Book Review: The Book of Wilding
Jul. 13th, 2025 02:55 pmIt’s part practical guide, part ecological love letter. Rooted in the story of the Knepp Estate (which I’d only vaguely heard of before), but sprawling into gardens, balconies, schools, hedgerows, and rooftops. Rewilding here isn’t just about grand gestures—it’s about letting go, about noticing what happens when we stop tidying so much, when we trust the land a little more.
There’s a gentleness in it, even when the authors are talking about species loss or the bureaucracy of land management. And something oddly comforting about the way they speak to readers at every scale. Whether you’ve got fields, or a postage-stamp lawn, or just a windowsill and a wish.
The book is hefty in places—some chapters feel more like reference material, dense with detail and Latin names—but I never felt pushed out. Just… asked to slow down. To pay attention. To remember that bramble and nettle have their own kind of welcome.

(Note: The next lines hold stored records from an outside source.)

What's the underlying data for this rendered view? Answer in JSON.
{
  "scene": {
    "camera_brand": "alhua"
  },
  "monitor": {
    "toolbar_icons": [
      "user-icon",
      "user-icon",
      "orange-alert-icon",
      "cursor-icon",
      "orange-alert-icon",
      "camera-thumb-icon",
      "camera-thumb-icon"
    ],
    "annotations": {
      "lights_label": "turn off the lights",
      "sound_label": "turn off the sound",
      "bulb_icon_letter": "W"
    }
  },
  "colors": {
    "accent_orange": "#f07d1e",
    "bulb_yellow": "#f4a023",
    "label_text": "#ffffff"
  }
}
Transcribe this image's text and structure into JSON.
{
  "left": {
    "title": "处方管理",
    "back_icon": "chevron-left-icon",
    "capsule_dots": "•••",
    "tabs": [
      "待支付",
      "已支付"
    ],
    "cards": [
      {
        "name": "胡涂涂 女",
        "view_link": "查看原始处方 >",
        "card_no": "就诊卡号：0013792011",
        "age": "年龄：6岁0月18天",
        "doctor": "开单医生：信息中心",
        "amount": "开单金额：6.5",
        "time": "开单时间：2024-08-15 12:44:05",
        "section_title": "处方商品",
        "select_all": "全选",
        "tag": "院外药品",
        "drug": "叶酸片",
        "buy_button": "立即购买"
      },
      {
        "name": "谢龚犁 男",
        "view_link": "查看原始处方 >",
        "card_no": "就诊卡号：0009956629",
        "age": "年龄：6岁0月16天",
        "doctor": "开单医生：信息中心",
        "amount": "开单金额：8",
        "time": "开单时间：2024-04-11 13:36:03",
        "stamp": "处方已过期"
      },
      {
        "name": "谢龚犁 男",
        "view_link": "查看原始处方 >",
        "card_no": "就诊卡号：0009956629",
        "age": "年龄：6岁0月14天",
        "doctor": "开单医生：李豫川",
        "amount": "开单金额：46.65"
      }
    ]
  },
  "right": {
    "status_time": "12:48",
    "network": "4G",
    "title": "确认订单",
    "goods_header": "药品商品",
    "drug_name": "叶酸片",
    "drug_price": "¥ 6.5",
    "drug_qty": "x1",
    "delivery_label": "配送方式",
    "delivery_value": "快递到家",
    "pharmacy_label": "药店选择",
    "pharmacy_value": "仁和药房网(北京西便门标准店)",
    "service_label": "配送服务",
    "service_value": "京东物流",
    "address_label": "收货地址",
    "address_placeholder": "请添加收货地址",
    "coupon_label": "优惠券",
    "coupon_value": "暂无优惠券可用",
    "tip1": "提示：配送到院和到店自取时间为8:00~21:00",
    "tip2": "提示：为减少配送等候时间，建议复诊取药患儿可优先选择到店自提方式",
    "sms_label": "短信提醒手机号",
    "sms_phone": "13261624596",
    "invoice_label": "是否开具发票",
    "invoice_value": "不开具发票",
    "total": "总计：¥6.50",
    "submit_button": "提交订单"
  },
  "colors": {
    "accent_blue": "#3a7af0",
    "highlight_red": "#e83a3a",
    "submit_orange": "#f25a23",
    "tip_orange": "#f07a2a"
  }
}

🌾 Favourite takeaway: the idea that a ‘messy’ corner of a garden is not neglectful, but generous. A pile of deadwood becomes a hotel. Ivy becomes shelter. The less we interfere, the more returns.
🌙 Four and a half stars. I docked the half-star only because I got a bit tangled in the length now and then—but maybe that’s fitting. Wild things don’t fit neatly.
Would recommend for: dreamers with garden gloves, tired environmentalists needing hope, anyone who’s ever watched a bee sleep inside a flower and felt something in their chest loosen.